Tijdens zijn gevangenschap laat hij aan Jezus vragen: Zijt Gij het die komen zou, of hebben wij een ander te verwachten?

Niet lang daarna danst Salomé, de dochter van Herodias, voor Herodes Antipas, en toen ze daarvoor alles mocht kiezen koos ze het hoofd van Johannes de Doper, en dat kreeg zij. De naam Salomé wordt in de Bijbel overigens niet genoemd.


Richard Strauss componeerde een opera over Salomé. Het bevat de beroemde dans van de zeven sluiers.<= Schilderij van Moreau.

Als je de verhalen over Johannes de Doper leest, denk je dat de discipelen van Johannes wel discipelen van Jezus geworden zullen zijn, of naar huis zijn gegaan, maar dat blijkt niet zo te zijn. In Hand. 18:24-28 komen we Apollos, en in Hand. 19:1-7 nog een paar mensen tegen die gedoopt zijn in de doop van Johannes.

Zij worden door Aquila en Priscilla bekeerd tot het Christendom.

Het blijkt nu, dat er veel meer mensen waren, die gedoopt waren in de doop van Johannes, en ze hebben zich niet allemaal tot het Christendom bekeerd.

Over hun verdere geschiedenis is weinig bekend.

Johannes-Christenen worden ze wel genoemd, of ook wel Mandaeanen. Johannes is voor hen een groot profeet, maar niet de Messias.

In de Koran heten ze Sabeanen, en ze behoren bij de mensen van het Boek. Dat betekent dat ze niet vervolgd hoeven worden.
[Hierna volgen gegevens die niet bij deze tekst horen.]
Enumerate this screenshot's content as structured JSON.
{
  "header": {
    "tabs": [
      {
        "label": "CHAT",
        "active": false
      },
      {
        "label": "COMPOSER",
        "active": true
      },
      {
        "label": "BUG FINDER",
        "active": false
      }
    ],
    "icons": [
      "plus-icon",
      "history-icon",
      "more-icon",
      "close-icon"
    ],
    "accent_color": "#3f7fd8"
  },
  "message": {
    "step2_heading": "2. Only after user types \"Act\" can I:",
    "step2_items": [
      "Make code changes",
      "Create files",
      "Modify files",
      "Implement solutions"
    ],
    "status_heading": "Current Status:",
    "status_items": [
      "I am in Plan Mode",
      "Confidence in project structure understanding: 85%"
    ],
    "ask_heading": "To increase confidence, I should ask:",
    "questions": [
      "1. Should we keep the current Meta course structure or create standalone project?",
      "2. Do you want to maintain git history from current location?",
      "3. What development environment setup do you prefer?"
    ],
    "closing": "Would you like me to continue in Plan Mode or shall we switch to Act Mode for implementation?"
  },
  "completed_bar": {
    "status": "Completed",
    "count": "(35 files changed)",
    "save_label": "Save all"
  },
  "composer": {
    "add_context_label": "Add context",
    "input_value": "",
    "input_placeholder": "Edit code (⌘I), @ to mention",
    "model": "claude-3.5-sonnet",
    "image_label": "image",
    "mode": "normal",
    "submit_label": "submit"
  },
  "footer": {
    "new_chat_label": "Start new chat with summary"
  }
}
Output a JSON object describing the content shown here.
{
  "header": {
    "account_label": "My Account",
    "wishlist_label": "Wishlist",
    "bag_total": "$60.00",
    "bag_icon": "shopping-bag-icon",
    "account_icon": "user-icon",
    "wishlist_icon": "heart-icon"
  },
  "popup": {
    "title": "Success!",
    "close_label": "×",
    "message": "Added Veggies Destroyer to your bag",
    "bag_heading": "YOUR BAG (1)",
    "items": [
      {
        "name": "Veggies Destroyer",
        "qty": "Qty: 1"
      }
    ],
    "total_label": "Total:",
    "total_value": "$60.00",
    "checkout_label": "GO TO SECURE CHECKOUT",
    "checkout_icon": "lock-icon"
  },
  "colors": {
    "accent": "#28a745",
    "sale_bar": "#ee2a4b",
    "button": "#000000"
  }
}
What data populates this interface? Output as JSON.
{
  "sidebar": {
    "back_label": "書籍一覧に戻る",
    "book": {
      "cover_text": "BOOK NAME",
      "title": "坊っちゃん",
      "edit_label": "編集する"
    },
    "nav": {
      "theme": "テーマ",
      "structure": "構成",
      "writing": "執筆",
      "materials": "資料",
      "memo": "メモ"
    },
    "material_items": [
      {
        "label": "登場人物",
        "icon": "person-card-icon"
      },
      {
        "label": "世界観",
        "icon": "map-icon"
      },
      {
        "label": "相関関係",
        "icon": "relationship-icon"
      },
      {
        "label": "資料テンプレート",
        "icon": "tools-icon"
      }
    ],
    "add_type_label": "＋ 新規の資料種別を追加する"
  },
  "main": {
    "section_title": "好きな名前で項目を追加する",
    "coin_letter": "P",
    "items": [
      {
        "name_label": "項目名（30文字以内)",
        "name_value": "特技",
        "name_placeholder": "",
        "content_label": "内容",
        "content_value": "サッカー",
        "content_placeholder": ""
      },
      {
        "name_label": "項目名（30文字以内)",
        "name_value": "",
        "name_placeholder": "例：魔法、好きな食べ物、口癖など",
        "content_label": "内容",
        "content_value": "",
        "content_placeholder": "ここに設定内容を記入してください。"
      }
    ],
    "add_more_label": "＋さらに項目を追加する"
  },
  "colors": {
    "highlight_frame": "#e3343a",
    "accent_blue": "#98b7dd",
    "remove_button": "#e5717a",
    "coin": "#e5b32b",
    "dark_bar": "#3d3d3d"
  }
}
Ze woonden eerst in Irak en Iran, maar daar werden ze onderdrukt, en velen zijn gevlucht, vooral naar de U.S.A. Hun aantal neemt sterk af. Er zouden nu nog zo’n 20.000 zijn.

Waarschijnlijk hebben de aanhangers van Johannes de Doper en andere groepen, die een vergelijkbaar geloof hadden, zich bij elkaar aangesloten, en vormen ze samen de Mandaeanen.

Ze hebben een aantal heilige boeken, die inhoudelijk nogal verschillen van de Bijbel.

Het verhaal over Johannes die Jezus doopt komt er wel in voor.

Jezus is voor hen een afvallige. Ook van Mohammed moeten ze niets hebben.

De doop is voor hen uiteraard een belangrijk ritueel.

Van Johannes de Doper zijn heel veel afbeeldingen. WikiCommons heeft er een rubriek aan gewijd. De volgende afbeelding zijn er aan ontleend.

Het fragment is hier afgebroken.